Josephina (Giuseppina) Catanea werd op 18 februari 1894 in Napels geboren. In haar familie kende iedereen haar als “Pinella”. Toen ze 24 was, verbleef ze, na haar handelsstudies, voor een noveen in het klooster Santa Maria ai Ponti Rossi in Napels. Ze zou er blijven voor de rest van haar leven. Op 10 maart 1918 legde ze er immers de geloften af. Die dag zei ze: “’Ik bied mezelf aan de gekruisigde Christus aan om met Hem gekruisigd te worden.” In deze karmelietessengemeenschap van Ponti Rossi nam ze de naam Maria Josephina van de Gekruisigde Jezus aan. Zij leed echter onder een zwakke gezondheid, was eerder kwetsbaar en ziek. Zo had zij in 1912 problemen met angina pectoris en tuberculose. Later werd haar ruggengraat aangetast, met volledige verlamming en meningitis als gevolg. Elk lijden, elke ziekte aanvaardde ze in vrede. Maar tien jaar later, op 26 juni 1922, werd ze plots op wonderbaarlijke wijze genezen, na contact met de arm van St. Franciscus Xavierus, die naar Napels was overgebracht.
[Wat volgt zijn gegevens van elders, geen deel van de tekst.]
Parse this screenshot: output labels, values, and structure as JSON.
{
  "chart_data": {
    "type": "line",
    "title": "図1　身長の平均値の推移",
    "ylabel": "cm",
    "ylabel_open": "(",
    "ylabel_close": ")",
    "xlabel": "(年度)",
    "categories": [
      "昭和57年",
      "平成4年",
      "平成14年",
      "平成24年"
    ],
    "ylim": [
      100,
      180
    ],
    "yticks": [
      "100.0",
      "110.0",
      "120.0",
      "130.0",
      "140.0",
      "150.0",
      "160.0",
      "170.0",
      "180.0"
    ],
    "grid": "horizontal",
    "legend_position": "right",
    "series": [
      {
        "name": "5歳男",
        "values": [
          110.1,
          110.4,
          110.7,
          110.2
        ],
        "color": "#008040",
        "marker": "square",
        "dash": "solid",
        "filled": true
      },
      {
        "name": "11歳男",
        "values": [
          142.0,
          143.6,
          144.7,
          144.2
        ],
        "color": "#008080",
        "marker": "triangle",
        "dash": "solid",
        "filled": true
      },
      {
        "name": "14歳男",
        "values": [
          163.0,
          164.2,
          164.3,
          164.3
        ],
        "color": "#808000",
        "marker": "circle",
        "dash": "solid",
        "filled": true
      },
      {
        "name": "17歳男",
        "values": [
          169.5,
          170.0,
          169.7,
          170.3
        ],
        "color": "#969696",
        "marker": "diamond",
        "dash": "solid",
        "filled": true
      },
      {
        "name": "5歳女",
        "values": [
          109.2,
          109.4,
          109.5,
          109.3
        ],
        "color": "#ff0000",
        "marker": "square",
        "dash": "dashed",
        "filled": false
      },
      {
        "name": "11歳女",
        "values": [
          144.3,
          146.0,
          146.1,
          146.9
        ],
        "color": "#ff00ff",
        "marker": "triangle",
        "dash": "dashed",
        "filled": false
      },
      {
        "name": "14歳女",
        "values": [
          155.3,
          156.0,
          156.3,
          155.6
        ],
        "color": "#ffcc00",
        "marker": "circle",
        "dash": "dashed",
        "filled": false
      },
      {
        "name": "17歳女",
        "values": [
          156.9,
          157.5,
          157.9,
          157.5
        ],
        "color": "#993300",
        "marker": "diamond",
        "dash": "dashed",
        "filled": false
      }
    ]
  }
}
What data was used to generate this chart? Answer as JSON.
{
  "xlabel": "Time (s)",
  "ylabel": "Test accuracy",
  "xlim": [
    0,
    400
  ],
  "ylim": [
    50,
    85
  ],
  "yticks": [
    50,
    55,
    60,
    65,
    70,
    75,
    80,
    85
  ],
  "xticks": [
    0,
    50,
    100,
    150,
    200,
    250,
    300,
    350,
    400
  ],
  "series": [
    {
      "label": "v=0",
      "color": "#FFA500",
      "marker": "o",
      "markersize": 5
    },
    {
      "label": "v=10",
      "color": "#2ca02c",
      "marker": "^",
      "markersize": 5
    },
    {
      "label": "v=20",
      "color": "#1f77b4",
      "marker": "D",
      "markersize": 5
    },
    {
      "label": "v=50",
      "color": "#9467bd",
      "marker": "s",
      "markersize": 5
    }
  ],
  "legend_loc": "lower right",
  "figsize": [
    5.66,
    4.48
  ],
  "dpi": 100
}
Als ongeschoeide karmelietes begon haar levenslange apostolaat van de ‘heilige non’ – zoals ze werd genoemd: ze verwelkomde met vreugde allerhande zieke en behoeftige mensen in het klooster, die ze telkens weer goede raad gaf en hielp om de liefde van God te vinden. Er zijn getuigenissen dat ze af en toe echte wonderen verrichtte. Anderen helpen was voor haar contemplatieve geest telkens een oefening in zelfverloochening, of ze nu zelf gezond was of niet, of het feestdag was of niet. In 1944 waren haar gezichtsvermogen en algemene conditie echter dermate verzwakt dat ze altijd gebonden was aan het gebruik van een rolstoel. Toch werd zij een jaar later verkozen als priorin, een functie die ze liefdevol bleef vervullen tot haar dood drie jaar later.
Haar ganse leven bleef Maria Josephina geloven in het volbrengen van Gods wil. Ieder die met haar in contact kwam, werd telkens overweldigd door haar diepe spirituele inzicht, haar eenvoud en oprechte nederigheid. Steeds bracht ze de boodschap van geloof, hoop en liefde, en van vertrouwen in God en de Heilige Moeder Maria. Vele pelgrims hielden halt in Ponti Rossi om haar bemoedigende woorden te aanhoren en op te nemen. Tijdens haar leven beschouwden velen haar reeds als een heiige.
Z. Maria Josephina van de Gekruisigde Jezus overleed op 18 maart 1948. Op 1 juni 2008 werd ze in de kathedraal van Napels zalig verklaard.